Старый кочегар еле передвигал ногами. Он долго вглядывался в лица пришедших.
—     Ишь ты, паралич, что ли? — успел заметить Валька.
—     Новые? Здесь впервые?.. — сказал, наконец, кочегар. — Дело, ребята, пустяковое. Откройте и выгребите из-под котла, потом вон там и на выходе…
—     Значит, из-под котла, из борова и из-под трубы, — уточнил Валька.
В углу котельной стояли продавленный диван и стол. Печники направились туда, открыли сумки, с которыми пришли, вынули из них рабочую одежду и начали переодеваться. Кочегар подошел к ним.
—     Ребята, а кто у вас старший?
—     У нас, дед, уже давно демократия процветает, — засмеялся Валька.
—     Может, котел тушить не будем, так обойдется? — продолжал кочегар.
—     Положено тушить. Сам знаешь, люки вскроем, тяги не станет, котельная газом наполнится…
—     Сейчас лето, не холодно: окна, двери откроем — вытянет…
—     Говори… Ладно, потерпим. Как, Владик, потерпим? Дедушка старенький, заново разжигать котел ему трудно…
—     Потерпим, — сказал Владлен Петрович, с великим усилием натягивая на себя комбинезон и от этих усилий начиная потеть.

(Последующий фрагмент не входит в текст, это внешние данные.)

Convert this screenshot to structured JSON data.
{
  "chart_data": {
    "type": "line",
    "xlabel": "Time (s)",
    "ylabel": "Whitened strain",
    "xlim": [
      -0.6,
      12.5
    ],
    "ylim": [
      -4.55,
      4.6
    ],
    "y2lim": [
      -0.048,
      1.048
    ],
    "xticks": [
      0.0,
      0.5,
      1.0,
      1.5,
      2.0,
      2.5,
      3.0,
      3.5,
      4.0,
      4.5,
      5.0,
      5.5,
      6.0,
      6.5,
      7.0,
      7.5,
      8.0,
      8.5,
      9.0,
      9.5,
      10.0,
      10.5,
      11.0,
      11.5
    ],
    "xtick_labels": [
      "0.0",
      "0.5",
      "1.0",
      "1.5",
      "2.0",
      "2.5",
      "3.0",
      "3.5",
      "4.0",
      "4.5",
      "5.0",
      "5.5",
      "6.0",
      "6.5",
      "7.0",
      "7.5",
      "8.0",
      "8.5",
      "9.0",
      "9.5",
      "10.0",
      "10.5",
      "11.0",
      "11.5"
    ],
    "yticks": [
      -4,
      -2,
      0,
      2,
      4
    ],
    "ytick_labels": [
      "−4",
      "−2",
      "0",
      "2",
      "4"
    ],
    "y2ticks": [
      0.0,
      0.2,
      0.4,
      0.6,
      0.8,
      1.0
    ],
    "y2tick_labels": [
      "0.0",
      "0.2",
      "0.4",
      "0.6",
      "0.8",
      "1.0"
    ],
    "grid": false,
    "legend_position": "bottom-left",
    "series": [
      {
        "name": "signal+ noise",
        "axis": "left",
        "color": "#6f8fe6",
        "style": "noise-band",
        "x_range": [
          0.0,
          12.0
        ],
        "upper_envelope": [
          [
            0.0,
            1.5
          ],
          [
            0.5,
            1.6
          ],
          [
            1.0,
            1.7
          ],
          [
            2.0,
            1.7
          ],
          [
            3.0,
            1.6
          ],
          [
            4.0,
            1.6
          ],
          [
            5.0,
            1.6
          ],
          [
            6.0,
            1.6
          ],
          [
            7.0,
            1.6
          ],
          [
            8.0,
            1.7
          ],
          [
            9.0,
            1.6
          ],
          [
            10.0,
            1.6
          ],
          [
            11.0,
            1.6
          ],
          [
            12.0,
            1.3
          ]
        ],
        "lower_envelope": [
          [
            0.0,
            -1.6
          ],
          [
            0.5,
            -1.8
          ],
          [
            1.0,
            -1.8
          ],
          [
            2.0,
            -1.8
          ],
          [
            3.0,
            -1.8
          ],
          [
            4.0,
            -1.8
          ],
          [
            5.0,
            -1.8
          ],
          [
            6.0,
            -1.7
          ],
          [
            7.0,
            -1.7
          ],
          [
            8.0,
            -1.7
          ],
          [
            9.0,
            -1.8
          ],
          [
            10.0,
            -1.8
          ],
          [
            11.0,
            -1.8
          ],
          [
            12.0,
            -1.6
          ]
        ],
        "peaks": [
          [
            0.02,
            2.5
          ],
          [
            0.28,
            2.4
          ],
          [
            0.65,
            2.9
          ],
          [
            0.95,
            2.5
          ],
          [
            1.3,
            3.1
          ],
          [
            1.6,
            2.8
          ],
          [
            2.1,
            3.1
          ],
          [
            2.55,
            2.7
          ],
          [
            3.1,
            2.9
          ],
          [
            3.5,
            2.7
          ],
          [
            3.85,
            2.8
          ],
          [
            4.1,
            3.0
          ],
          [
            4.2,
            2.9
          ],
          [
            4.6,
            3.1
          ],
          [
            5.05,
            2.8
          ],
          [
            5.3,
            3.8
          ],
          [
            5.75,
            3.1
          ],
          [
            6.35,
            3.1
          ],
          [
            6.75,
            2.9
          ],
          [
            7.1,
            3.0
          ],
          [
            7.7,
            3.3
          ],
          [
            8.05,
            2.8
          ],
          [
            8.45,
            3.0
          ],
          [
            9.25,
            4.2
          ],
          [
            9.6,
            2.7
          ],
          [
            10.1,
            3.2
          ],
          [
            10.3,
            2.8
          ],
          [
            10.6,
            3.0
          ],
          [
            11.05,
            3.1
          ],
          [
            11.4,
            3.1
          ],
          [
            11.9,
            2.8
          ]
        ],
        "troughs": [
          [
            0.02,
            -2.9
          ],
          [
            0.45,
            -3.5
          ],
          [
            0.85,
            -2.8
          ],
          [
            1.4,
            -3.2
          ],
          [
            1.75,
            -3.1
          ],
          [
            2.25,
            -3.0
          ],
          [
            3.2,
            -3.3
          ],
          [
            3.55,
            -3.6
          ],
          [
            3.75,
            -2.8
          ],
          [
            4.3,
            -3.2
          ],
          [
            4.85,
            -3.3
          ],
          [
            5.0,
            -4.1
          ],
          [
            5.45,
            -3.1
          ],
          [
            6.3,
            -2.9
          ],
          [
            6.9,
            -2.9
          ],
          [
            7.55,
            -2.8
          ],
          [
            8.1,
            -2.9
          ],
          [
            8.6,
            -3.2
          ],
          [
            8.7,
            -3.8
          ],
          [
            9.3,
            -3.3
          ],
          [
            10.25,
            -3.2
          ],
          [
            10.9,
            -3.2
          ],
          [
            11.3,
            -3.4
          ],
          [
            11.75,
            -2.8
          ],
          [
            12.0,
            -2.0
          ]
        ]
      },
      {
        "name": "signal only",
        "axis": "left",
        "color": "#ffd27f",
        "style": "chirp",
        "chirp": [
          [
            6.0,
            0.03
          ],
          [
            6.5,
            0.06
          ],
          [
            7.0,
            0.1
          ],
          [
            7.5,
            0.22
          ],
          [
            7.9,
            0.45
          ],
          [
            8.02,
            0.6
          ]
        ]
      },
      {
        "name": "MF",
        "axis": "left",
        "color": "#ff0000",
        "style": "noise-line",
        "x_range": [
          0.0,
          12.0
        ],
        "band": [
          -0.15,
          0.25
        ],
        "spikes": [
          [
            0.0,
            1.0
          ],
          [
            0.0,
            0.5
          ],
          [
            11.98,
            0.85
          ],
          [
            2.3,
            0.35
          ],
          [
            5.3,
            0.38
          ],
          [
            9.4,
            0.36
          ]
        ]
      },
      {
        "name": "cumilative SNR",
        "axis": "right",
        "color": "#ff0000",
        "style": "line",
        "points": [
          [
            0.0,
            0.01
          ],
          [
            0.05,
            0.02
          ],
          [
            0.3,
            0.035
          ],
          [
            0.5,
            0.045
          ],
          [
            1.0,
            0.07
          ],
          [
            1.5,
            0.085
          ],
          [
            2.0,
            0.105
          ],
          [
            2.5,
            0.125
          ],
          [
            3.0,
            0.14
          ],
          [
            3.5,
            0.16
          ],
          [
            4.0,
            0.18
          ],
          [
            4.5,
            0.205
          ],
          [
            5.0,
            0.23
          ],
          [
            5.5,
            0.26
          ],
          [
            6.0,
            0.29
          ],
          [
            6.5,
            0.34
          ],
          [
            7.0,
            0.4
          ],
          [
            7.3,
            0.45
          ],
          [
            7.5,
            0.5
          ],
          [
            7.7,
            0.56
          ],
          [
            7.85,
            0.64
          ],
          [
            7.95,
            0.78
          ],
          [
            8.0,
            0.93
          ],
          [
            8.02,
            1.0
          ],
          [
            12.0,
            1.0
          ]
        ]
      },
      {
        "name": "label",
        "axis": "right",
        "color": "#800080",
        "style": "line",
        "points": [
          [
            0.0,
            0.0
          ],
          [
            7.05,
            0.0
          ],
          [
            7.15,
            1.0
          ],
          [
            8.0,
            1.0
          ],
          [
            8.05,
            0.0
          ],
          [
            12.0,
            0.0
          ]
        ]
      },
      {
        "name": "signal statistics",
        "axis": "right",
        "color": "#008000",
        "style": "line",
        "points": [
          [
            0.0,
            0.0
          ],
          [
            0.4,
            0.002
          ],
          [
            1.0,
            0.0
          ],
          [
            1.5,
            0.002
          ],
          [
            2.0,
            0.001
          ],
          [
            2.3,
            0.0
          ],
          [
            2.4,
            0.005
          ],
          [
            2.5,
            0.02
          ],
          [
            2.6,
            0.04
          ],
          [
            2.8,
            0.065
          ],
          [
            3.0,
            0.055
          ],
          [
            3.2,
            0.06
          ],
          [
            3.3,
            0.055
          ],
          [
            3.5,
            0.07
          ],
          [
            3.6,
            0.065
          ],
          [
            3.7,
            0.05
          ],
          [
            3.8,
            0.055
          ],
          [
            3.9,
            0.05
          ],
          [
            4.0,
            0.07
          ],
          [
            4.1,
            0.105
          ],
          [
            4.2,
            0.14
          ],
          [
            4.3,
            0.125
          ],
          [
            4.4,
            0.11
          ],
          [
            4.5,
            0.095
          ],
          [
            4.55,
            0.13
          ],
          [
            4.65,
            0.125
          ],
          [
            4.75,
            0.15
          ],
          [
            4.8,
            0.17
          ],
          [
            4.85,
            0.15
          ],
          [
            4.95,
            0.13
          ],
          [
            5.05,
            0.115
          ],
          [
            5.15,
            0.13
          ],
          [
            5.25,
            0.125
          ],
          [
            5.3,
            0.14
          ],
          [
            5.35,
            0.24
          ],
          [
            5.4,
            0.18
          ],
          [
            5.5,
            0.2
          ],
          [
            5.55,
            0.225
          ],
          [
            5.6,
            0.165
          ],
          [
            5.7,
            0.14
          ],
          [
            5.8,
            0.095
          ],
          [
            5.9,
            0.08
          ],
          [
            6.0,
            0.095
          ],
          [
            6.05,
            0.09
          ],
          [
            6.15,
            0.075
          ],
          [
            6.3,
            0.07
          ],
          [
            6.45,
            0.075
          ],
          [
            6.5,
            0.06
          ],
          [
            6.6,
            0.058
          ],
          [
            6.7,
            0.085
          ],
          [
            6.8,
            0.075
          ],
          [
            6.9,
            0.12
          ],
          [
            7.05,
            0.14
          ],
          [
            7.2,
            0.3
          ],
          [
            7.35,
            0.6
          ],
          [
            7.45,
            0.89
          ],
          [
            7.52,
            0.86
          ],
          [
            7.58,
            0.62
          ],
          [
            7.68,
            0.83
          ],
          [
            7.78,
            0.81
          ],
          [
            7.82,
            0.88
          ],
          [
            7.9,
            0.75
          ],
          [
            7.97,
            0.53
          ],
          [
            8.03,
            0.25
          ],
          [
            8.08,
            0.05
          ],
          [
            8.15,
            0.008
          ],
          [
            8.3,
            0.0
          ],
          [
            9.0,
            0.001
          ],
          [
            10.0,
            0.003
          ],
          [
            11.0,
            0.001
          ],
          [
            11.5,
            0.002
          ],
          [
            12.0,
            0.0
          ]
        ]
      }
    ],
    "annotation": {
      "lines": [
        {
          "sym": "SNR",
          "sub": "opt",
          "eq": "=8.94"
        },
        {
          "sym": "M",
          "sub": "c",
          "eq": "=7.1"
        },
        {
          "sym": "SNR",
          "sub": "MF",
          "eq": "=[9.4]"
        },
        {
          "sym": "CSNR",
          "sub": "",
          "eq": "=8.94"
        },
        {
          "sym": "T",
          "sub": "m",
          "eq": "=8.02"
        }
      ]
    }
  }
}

—     Ну и прет тебя! — не мог удержаться Валька. Кочегар между тем обрадовался.
—     Сорок лет кочегарю. В этой котельной шестой год. Заболел вот. Черный грипп какой-то. Месяц лежал. Ноги теперь как деревянные: не болят, но и не слушаются.
—     Ладно, потерпим…
Они начали. Валька, стоя по пояс в люке, выбрасывал из-под котла сажу. Люк был устроен на уровне пола, сажа, легкая, черная, облаком подымалась над валькиной головой. Владлен Петрович нагружал эту сажу в старые выварки с проволочными ручками, приспособленные у кочегаров под шлак, и выносил из котельной. Он, нагружая, оказывался в черном облаке лишь по грудь, но чихал, кашлял, фукал. «Заткнись!» — коротко сказал ему Валька, которому действительно было худо — и ноги припекало в горячем борове, и дышать нечем. Впрочем, лишь до какого-то момента ему было хуже и хуже, а потом стало ясно, что как есть, так это уже и все — наступило рабочее состояние… Котельная постепенно наполнялась дымом, воздух стал сизым. Не обращая внимания на сизый едкий дым, на стелющееся по полу облако из сажи, старый кочегар присел у стола и принялся завтракать… Потом он уходил, возвращался. Печникам при этом ни слова. Даже не смотрел в их сторону.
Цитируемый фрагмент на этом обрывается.